仲を深めてから聞き出す予定ではいた。けれど、ノワールの様子から絶対に教えてくれる事がないように思い、サクラは眉をひそめるしかなかった。
「その様子だと、あるみたいだね」
「あ……、うん」
「じゃあさ、アゼツの事については何か掴めたら、情報交換でもしようよ」
「どうして?」
「アゼツの提案が善意のものであるって、信じたいから」
握り締められていたサクラの髪を口元に近付け、ノワールが切なそうな表情を浮かべる。けれど琥珀色の瞳は、冷えた色を含んだものに見えた。
「……本当に、それだけ?」
「……サクラ、さっきから思っていたんだけど、髪を触られるのって、嫌じゃないの?」
勇気を出して尋ねた言葉をないものにされ、サクラは戸惑いながらも、質問に答える。
「嫌じゃない、けど」
「それは嬉しい返事だね。女の子ってさ、触れてくる相手に好意がないと、髪を触られた時に不快感しかないんだって」
「そうなの?」
「僕も教えてもらっただけ、なんだけどね。でさ、さっきから頭を撫でたり髪を触れ続けているのに、サクラは嫌じゃなかった」
とても嬉しそうに、でもどこか煽るような視線を向けながら、ノワールがサクラの髪へ口付る。
「なっ、何して――」
「それってさ、もうサクラは僕の事、好きなんじゃないのかなって、思うんだけど?」
ノワールの思わぬ行動と言葉に全身が熱くなるのがわかったが、自身の恋ぐらい自分で自覚するはずだろうと思い、サクラはすぐに冷静になった。
「さすがに恋したら自分でわかるって。それにさ、私、病気で、実際の姿がもっとガリガリで、髪も短くて、男の子みたいで……。だから、髪を触られても、あんまり、意識してなかっただけだと、思う」
自然と、自分の口から伝えなくてもいい情報が溢れ、サクラの視界が歪む。それを誤魔化すようにうつむきながら、作り物の長い髪で顔を隠す。

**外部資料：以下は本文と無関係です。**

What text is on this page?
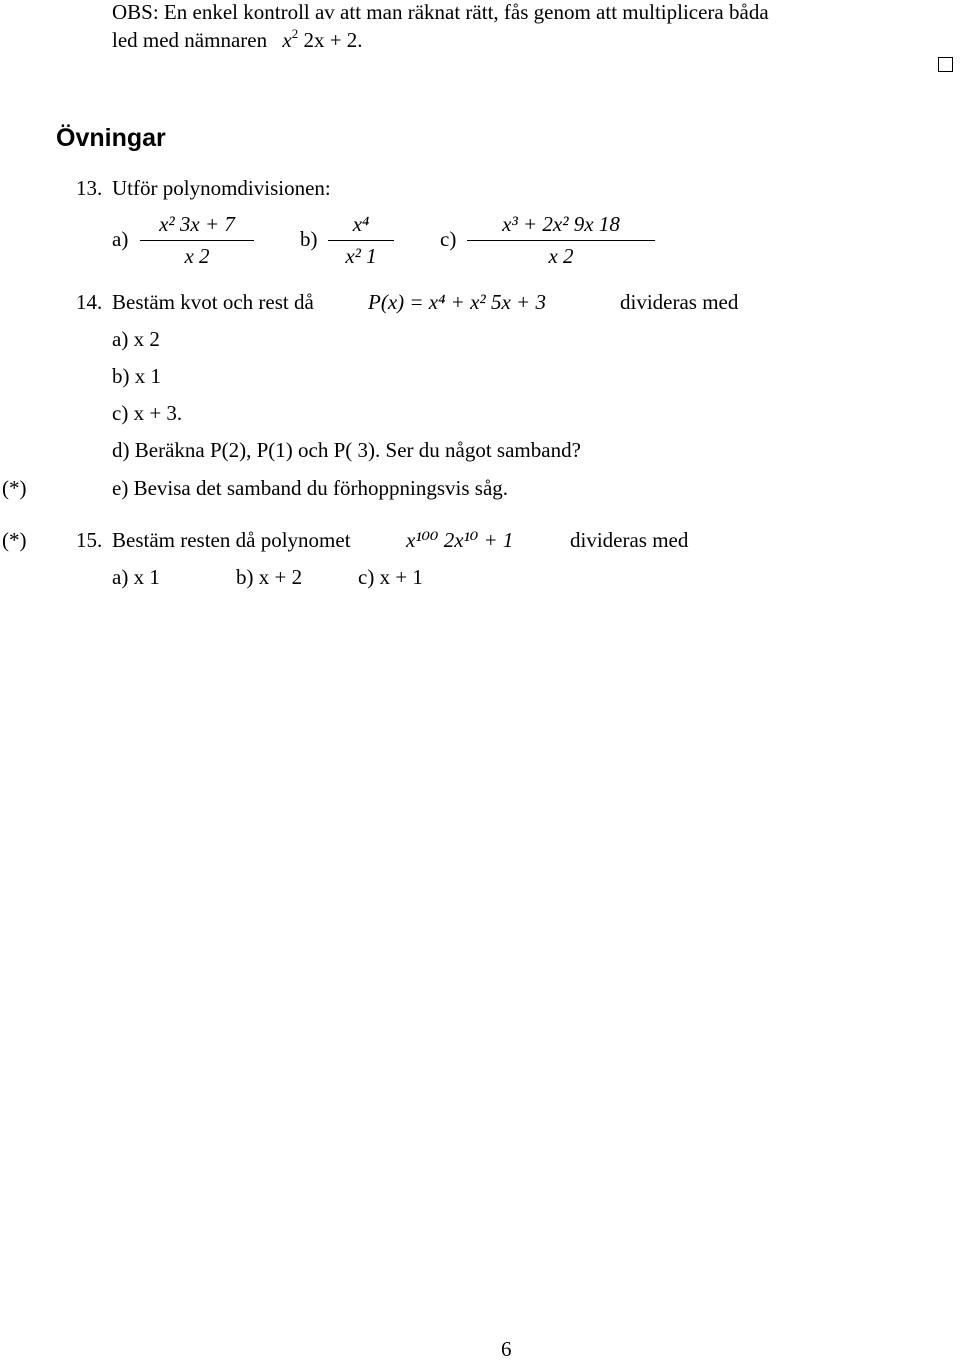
OBS: En enkel kontroll av att man räknat rätt, fås genom att multiplicera båda
led med nämnaren $x^2$ 2x + 2.
Övningar
13. Utför polynomdivisionen:
$a) \frac{\text{x² 3x + 7}}{x 2} b) \frac{\text{x⁴}}{\text{x² 1}} c) \frac{\text{x³ + 2x² 9x 18}}{x 2}$
14. Bestäm kvot och rest då	P(x) = x⁴ + x² 5x + 3	divideras med
a) x 2
b) x 1
c) x + 3.
d) Beräkna P(2), P(1) och P( 3). Ser du något samband?
(*)	e) Bevisa det samband du förhoppningsvis såg.
(*) 15. Bestäm resten då polynomet	x¹⁰⁰ 2x¹⁰ + 1	divideras med
a) x 1	b) x + 2	c) x + 1
6
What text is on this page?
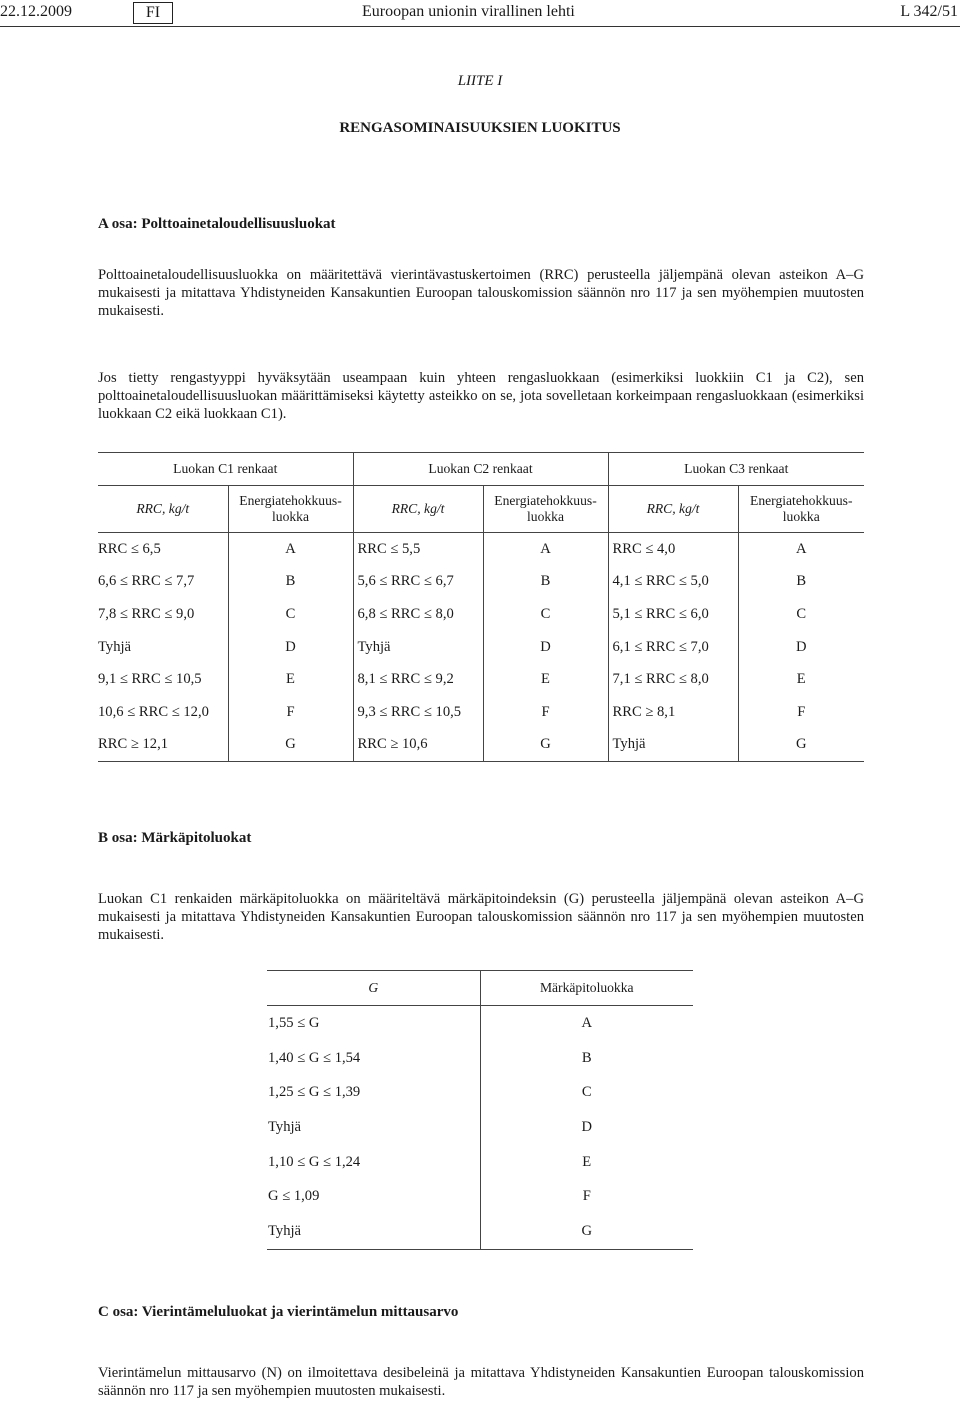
22.12.2009	FI	Euroopan unionin virallinen lehti	L 342/51
LIITE I
RENGASOMINAISUUKSIEN LUOKITUS
A osa: Polttoainetaloudellisuusluokat
Polttoainetaloudellisuusluokka on määritettävä vierintävastuskertoimen (RRC) perusteella jäljempänä olevan asteikon A–G mukaisesti ja mitattava Yhdistyneiden Kansakuntien Euroopan talouskomission säännön nro 117 ja sen myöhempien muutosten mukaisesti.
Jos tietty rengastyyppi hyväksytään useampaan kuin yhteen rengasluokkaan (esimerkiksi luokkiin C1 ja C2), sen polttoainetaloudellisuusluokan määrittämiseksi käytetty asteikko on se, jota sovelletaan korkeimpaan rengasluokkaan (esimerkiksi luokkaan C2 eikä luokkaan C1).
Luokan C1 renkaat		Luokan C2 renkaat		Luokan C3 renkaat	
RRC, kg/t	Energiatehokkuusluokka	RRC, kg/t	Energiatehokkuusluokka	RRC, kg/t	Energiatehokkuusluokka
RRC ≤ 6,5	A	RRC ≤ 5,5	A	RRC ≤ 4,0	A
6,6 ≤ RRC ≤ 7,7	B	5,6 ≤ RRC ≤ 6,7	B	4,1 ≤ RRC ≤ 5,0	B
7,8 ≤ RRC ≤ 9,0	C	6,8 ≤ RRC ≤ 8,0	C	5,1 ≤ RRC ≤ 6,0	C
Tyhjä	D	Tyhjä	D	6,1 ≤ RRC ≤ 7,0	D
9,1 ≤ RRC ≤ 10,5	E	8,1 ≤ RRC ≤ 9,2	E	7,1 ≤ RRC ≤ 8,0	E
10,6 ≤ RRC ≤ 12,0	F	9,3 ≤ RRC ≤ 10,5	F	RRC ≥ 8,1	F
RRC ≥ 12,1	G	RRC ≥ 10,6	G	Tyhjä	G
B osa: Märkäpitoluokat
Luokan C1 renkaiden märkäpitoluokka on määriteltävä märkäpitoindeksin (G) perusteella jäljempänä olevan asteikon A–G mukaisesti ja mitattava Yhdistyneiden Kansakuntien Euroopan talouskomission säännön nro 117 ja sen myöhempien muutosten mukaisesti.
G	Märkäpitoluokka
1,55 ≤ G	A
1,40 ≤ G ≤ 1,54	B
1,25 ≤ G ≤ 1,39	C
Tyhjä	D
1,10 ≤ G ≤ 1,24	E
G ≤ 1,09	F
Tyhjä	G
C osa: Vierintämeluluokat ja vierintämelun mittausarvo
Vierintämelun mittausarvo (N) on ilmoitettava desibeleinä ja mitattava Yhdistyneiden Kansakuntien Euroopan talouskomission säännön nro 117 ja sen myöhempien muutosten mukaisesti.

けれどその髪を優しく払い、ノワールがサクラの頬へ触れ、涙を拭ってきた。
「サクラは今、幸せ?」
「わかん、ない」
「でもさ、話を聞く限り、サクラは現実の世界の自分、嫌いでしょ?」
ノワールの優しい声で、サクラは偶然聞いてしまった、両親の会話を思い出してしまう。
『私が『さくら』なんて、名前をつけたから……。花はすぐに散るからだめだって、言われていたのに』
『それは関係ない。さくらの名前は2人で決めたじゃないか。春の訪れを感じさせるような温かな子に育ってほしいと、俺達の願いを込めた、大切な名前だ。だからこの病気は、誰が悪いわけでもない』
そんな風に生きられなくて、ごめんなさい。
「…………うん。わた、し、本当の、自分が、嫌い」
両親の想いに応えられない自分が情けなくて、涙がさらに溢れる。
そんなサクラの顔をゆっくりと持ち上げ、ノワールが視線を合わせてきた。
「だったら、その姿のままでいたらいいよ」
「え……?」
だんだんと顔を寄せてくるノワールの琥珀色の瞳から目が離せず、茫然と眺め続ける。
「その姿が本当のサクラだよ。僕がそう、認めてあげる。だから僕を選んで? そうすればサクラに幸せしか――」
吐息を感じる距離で、歪な心の隙間を埋めるような甘い言葉を囁かれた瞬間、誰かに肩を引かれ、体が後ろへ傾く。それに驚き声を上げようとしたら、肌触りのいい手が、優しくサクラの口を塞いだ。